2008年8月より着任。過去に釜山市内の大学で勤務していたこともあり、釜山にはだいぶ慣れたつもりでしたが、大学で授業をする立場から、嶺南地域(注1)の中等日本語教師を対象としたアドバイザー業務に変わり、これまでとはまた違った風景が見えます。研修などで関わる中学・高校の先生方の向こうにある教室や学生・生徒の姿を思い浮かべながら研修や授業を行なっています。これまでに続き、在釜山日本国総領事館内の教室で行われる中等日本語教師職務研修クラスと、夏冬2回の中等日本語教師集中研修・ 嶺南地域の各教師会への出講が業務の大きな柱となっています。

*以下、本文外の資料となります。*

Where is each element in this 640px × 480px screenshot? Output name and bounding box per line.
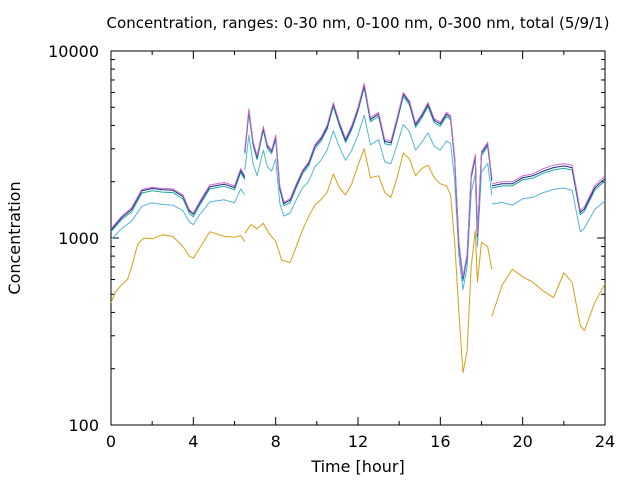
series-line-0-segment-0	[110, 168, 246, 230]
y-tick-label: 100	[68, 416, 99, 435]
axis-ticks: 0 4 8 12 16 20 24 100 1000 10000	[48, 42, 615, 451]
chart-title: Concentration, ranges: 0-30 nm, 0-100 nm…	[107, 14, 610, 32]
series-line-3-segment-2	[491, 187, 606, 233]
series-line-2-segment-2	[491, 167, 606, 216]
y-axis-label: Concentration	[5, 181, 24, 294]
y-tick-label: 1000	[58, 229, 99, 248]
series-line-0-segment-1	[244, 83, 493, 278]
series-line-3-segment-1	[244, 114, 493, 291]
series-line-4-segment-0	[110, 231, 246, 303]
x-tick-label: 0	[106, 432, 116, 451]
series-line-4-segment-1	[244, 148, 493, 374]
series-line-1-segment-2	[491, 165, 606, 213]
x-tick-label: 24	[595, 432, 615, 451]
x-tick-label: 20	[512, 432, 532, 451]
y-tick-label: 10000	[48, 42, 99, 61]
series-line-3-segment-0	[110, 188, 246, 240]
series-line-1-segment-0	[110, 169, 246, 231]
x-tick-label: 16	[430, 432, 450, 451]
x-tick-label: 4	[188, 432, 198, 451]
x-axis-label: Time [hour]	[310, 457, 404, 476]
series-layer	[110, 83, 606, 374]
series-line-0-segment-2	[491, 163, 606, 212]
x-tick-label: 8	[271, 432, 281, 451]
series-line-2-segment-0	[110, 172, 246, 233]
x-tick-label: 12	[348, 432, 368, 451]
series-line-4-segment-2	[491, 268, 606, 331]
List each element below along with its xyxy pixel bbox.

それでは、ある1週間をもとに業務の概要を報告します。
| 月曜日 |
ソウル出張…中等日本語教師集中研修について 韓国国内にはソウルと釜山2ヶ所に国際交流基金から日本語教育専門家が配置されており、ソウルと釜山は距離的には離れていますが、1〜2ヶ月に1度の割合でソウルに出張し、ソウルの専門家と現況報告や研修などについて話し合い連携を図っています。 さて、その集中研修ですが、 毎年夏と冬に、釜山・ソウルで各1週間、中学・高校の日本語教師対象の研修を行なっています。1週間の研修にはワークショップや模擬授業、文化体験、受講者間での情報交換などがあります。2008年度冬季集中研修では「教科書に合わせた教室活動について考える」というテーマで研修を行いました。 また、前任者のコーディネートの下、釜山の高校、大学に所属する日韓の日本語教師共同執筆の中等教育用副教材が出版されたこともあり、初めての試みとして、今研修では教材執筆者の1人の日本人日本語教師がワークショップを担当しました。中学・高校の韓国人日本語教師と、地域の日本人日本語教師との接触はなかなかないのですが、こうしたことをきっかけに、縦だけでなく横のネットワークをつくり、拡げていければと思っています。 |
| <2008年度冬季集中研修> | ||
![]() 2008年度冬季集中研修—模擬授業準備 |
![]() 2008年度冬季集中研修—文化体験「調理実習」日本人の先生方が参加し、実習後、料理コンテストをしました |
|
| 火〜木曜日 |
中等日本語教師職務研修 引き続き在釜山日本国総領事館内で、前期・後期の年2回(各15週)、 現職の中学・高校の日本語教師を対象にした釜山教育庁認定の職務研修を行っています。クラスは、大学で日本語を専攻した日本語教師を中心とした上級クラスと、もともとドイツ語やフランス語などを専攻していた日本語教師を中心とした中級、中上級クラスの計3 つで、各クラス週1回2時間の授業です。日本語能力の維持・向上とあわせて教授法の向上を目指しています。研修には、地域の様々な学校から先生方が集まっており、授業などについての情報交換をしたりと、コミュニティ的な要素もあり、15週という長期に渡るこの研修の特徴だと思われます。 |
|
| 金曜日 |
出講準備 嶺南地域には、全部で5つの中等日本語教師会がありますが、釜山市内で行われている研修には、物理的になかなか参加の難しい地域もあり、それをカバーするため、年に何回か地方教師会に出かけ、教授法などの講義やワークショップを行っています。まだまだ初めて出講に行く地域が多いのですが、地方の中学・高校の先生方の様子や日本語教育の課題などを知ることのできる貴重な機会でもあり、今後もこうしたことなどで各教師会の活動の支援を続けていくつもりです。 |
|
| 土曜日 |
作文コンテスト審査員、参加 嶺南地域では日韓交流(注2)・日本語関連の活動も活発で、在釜山日本国総領事館・韓日文化交流協会、各大学主催における日本語弁論大会、日本語演劇祭の作文コンテストなど日本語関連の行事やイベントも多く、こうしたものにできる限り協力・参加することで、地域の日本語教育ネットワークの強化に少しでも貢献できればと思います。 |
|
※注1 嶺南地域:慶尚北道、慶尚南道、釜山広域市、大邱広域市、蔚山広域市の地域。
※注2 上記職務研修受講の先生方と、NHK地球ラジオ(2008年10月)への参加もありました。